We present a unified, multi-scale study of non-Gaussianity of Galactic foreground emissions using Minkowski Functionals and generalized skewness-kurtosis parameters, focusing on the characterization of small-scale non-Gaussianity and its underlying physical origin. We find that all foreground components studied exhibit a remarkably universal non-Gaussian nature dominated by excess kurtosis, whose shape remains stable across angular scales despite large differences in emission physics. Focusing on thermal dust, we perform a detailed comparison between observed maps (GNILC and Planck 545 GHz) and dust model realizations (PySM and filament-based models) to assess the performance of state-of-the-art models in reproducing the observed non-Gaussian properties. At the global level, GNILC and PySM display closely matched kurtosis behavior over the angular scales where the GNILC reconstruction is reliable, while the filament-based model produces substantially weaker skewness and kurtosis signals. For PySM, however, a patch-based analysis reveals statistically significant regional variations, indicating that while the model reproduces the overall non-Gaussian amplitude and scale dependence, it does not fully capture the spatial variability of the observed kurtosis signal.
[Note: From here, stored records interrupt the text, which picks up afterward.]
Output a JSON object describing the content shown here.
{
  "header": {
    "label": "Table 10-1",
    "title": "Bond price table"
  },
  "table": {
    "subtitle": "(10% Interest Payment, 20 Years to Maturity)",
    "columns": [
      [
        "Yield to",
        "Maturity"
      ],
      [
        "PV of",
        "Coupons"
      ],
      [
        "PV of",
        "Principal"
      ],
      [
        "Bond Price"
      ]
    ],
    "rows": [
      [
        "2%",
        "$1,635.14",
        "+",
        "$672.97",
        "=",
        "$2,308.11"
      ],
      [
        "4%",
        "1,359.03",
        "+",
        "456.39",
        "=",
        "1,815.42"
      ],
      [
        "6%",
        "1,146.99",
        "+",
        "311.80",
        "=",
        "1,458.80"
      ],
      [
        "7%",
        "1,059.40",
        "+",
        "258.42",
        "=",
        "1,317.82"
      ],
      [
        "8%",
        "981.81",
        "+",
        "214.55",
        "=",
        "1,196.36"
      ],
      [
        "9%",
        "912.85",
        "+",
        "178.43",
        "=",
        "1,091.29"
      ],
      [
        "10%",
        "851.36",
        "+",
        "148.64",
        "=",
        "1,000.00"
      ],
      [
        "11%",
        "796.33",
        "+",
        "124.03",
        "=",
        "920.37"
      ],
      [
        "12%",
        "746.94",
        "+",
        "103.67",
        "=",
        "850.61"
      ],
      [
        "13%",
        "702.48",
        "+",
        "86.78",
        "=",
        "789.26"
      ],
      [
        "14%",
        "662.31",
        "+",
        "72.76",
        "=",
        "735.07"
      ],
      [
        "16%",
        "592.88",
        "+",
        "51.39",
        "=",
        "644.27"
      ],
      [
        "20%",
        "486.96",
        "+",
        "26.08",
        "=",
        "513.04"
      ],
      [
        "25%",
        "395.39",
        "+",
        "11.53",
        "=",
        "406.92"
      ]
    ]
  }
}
Using simple PDF-based toy models, we demonstrate that the universal kurtosis signature arises from the combination of heavy-tailed one-point statistics and steep large-scale spatial correlations, while its detailed amplitude and scale dependence depend on the underlying foreground physics. These results identify excess kurtosis as a robust statistical fingerprint of Galactic foregrounds and provide a practical framework for validating small-scale foreground models for future CMB analyses.